# Solar wax melters.



## Clayton (Dec 8, 2000)

Hi,

wouldn't you get more heat if the inside were dark? I went with white for fear that the bee police would find me, but has anyone risked it all and painted their wax melter interior a dark color?

reply:

Yes. By all means go ahead. This shouldn't effect the wax. Don't paint the pan/tray the wax is in however. 

Clay


----------



## Bobbee (Dec 20, 2001)

I think the reason for white paint on the inside is this. The wax will be darker than white and thus will absorb more radiation. I do think a dark pan to melt wax in would be good.
What angle do you keep the glass at?


------------------
BobBee


----------



## jlk (Jul 5, 2001)

I just finished building a new solar wax melter,and painted the whole thing black inside and out.It has been working perfectly for about two weeks now.I have only put a small amount of wax through it,some old combs left over from last summer.I also read to paint the inside white,but for ease of painting I stuck with one color...JOHN


----------



## ckinser (Feb 7, 2002)

ok just for giggles i will theorize on the black and white thing. Painting you collector black will make the collector absorb more light and heat up. Painting the collector white on the inside will bounce the light around inside the collector which means more light will be absorbed by the wax so the wax will heat up faster than the collector itself. fact is both work either way.

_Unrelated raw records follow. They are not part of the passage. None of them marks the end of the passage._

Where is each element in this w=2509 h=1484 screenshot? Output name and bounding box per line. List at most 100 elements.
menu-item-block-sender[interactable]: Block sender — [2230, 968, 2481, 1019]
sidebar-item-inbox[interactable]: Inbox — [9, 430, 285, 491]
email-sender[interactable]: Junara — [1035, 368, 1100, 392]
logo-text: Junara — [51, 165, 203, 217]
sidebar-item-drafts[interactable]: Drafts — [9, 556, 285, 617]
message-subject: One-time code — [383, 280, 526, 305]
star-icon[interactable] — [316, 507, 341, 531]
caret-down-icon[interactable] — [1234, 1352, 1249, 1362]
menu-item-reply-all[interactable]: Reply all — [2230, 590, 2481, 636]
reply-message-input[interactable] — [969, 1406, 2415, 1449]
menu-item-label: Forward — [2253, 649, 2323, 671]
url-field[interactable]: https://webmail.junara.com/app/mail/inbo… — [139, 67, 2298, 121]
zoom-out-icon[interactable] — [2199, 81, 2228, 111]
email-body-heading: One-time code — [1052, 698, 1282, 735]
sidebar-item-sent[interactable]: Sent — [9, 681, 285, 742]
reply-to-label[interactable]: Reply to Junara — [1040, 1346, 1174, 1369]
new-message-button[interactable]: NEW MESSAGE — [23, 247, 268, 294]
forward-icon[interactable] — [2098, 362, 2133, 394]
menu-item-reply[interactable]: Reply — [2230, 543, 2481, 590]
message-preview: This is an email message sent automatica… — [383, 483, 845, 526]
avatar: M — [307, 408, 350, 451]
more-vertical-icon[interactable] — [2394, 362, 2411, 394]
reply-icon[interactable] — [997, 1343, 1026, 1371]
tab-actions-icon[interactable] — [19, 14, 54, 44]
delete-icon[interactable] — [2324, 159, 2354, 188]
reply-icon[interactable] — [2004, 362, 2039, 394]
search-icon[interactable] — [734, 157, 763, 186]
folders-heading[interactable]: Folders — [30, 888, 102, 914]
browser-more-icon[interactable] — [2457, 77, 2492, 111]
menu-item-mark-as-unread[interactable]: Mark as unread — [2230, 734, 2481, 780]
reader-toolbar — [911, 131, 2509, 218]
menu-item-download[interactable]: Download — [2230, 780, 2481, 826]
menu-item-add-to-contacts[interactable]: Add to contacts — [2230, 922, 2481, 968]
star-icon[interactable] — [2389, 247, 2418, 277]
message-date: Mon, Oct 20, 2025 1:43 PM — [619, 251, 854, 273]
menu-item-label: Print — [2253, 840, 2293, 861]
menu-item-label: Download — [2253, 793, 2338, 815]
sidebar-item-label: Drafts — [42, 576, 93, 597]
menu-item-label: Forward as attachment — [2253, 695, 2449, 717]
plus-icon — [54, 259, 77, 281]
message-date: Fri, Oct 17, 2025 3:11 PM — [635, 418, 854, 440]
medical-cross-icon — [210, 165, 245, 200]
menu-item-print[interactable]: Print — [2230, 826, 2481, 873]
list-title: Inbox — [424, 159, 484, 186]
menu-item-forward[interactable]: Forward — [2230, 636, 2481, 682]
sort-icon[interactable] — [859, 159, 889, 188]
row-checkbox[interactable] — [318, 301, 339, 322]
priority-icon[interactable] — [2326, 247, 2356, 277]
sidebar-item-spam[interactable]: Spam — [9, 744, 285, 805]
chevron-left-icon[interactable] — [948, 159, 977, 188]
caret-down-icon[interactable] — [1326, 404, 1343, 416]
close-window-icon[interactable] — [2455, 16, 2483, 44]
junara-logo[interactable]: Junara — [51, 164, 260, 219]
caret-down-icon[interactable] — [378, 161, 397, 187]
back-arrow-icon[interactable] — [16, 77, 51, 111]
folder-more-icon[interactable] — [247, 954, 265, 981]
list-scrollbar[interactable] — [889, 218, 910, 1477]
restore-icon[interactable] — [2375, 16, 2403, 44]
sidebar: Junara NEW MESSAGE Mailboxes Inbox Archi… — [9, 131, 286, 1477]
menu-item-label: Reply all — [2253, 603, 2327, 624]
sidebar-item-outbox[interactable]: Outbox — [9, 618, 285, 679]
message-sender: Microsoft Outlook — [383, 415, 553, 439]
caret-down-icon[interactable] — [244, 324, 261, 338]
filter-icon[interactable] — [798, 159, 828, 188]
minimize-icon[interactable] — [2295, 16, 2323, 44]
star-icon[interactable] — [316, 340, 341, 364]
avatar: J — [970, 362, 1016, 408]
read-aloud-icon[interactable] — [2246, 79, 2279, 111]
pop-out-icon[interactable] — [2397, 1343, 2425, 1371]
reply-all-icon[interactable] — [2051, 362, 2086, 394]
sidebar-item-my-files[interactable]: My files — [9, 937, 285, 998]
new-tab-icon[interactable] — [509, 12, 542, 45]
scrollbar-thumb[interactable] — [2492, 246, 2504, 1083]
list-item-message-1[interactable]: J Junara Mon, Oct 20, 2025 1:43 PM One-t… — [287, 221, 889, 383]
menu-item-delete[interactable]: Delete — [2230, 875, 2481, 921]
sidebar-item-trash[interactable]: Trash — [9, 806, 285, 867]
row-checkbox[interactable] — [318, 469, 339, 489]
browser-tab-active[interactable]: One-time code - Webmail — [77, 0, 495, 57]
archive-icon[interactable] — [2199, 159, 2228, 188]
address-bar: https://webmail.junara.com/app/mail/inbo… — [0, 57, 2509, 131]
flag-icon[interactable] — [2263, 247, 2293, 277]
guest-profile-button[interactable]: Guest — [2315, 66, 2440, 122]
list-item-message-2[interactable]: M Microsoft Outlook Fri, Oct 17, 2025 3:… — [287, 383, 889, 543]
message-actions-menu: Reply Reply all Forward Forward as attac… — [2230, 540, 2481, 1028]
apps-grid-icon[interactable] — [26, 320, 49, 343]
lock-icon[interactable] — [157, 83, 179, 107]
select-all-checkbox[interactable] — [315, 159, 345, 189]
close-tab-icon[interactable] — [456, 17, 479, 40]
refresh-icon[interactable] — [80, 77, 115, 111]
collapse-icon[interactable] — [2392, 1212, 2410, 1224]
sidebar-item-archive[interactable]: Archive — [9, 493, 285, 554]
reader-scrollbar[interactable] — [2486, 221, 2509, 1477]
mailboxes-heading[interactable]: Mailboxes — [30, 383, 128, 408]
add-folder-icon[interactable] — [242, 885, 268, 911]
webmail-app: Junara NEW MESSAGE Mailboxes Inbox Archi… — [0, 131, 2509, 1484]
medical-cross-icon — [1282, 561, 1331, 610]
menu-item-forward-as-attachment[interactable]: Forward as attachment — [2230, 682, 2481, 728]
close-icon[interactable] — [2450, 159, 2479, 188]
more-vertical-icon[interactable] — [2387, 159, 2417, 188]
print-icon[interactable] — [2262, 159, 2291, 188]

Ps mine is painted black but i might change it this year to see if i notice a great difference.


----------



## Paul B (Mar 22, 2000)

Here's a possible improvement that I've been thinking about. I have looked at a couple of different wax melter plans also, and found them to be fairly similar. I'd paint the inside black but would add one small feature. When building the area for the pans, I'd add a fine screen above the pans and place the cappings/broken combs on top of the screen so that they will melt and filter through the screen before making a block of clean wax in the pans. For small amounts of wax, you could simply slide the pans inside the leg of a pair of ladies nylons and have clean wax in one process. Has anyone else out there tried this??
Paul


----------



## jlk (Jul 5, 2001)

Thanks Paul for the stocking around the pan idea.I have been trying to think of a simple way to filter the wax as it melts,all in one step.I will try that this spring on the "bread pans" collecting the wax in my melter...JOHN


----------



## cider (May 22, 2002)

I have a large double glass patio door I am planning on making a larger wax melter with sometime hopefully soon.Anyone have plans for something this size or made one this size? Cider


----------



## Guest (May 23, 2002)

A double glass doors or windows are insulators. The inside will not get as hot as a single pain of glass. It may still work though. Wax doesn't need to be super heated to melt.


----------



## odfrank (May 13, 2002)

I have an identical white one and black one, and the white one seems to work better.


----------



## Eich (Oct 25, 2002)

I saw the wax melter in Beesource are there any other? Is that the one recommended? I don't have any wax to melt yet but would like to build one over the winter. Darrell


----------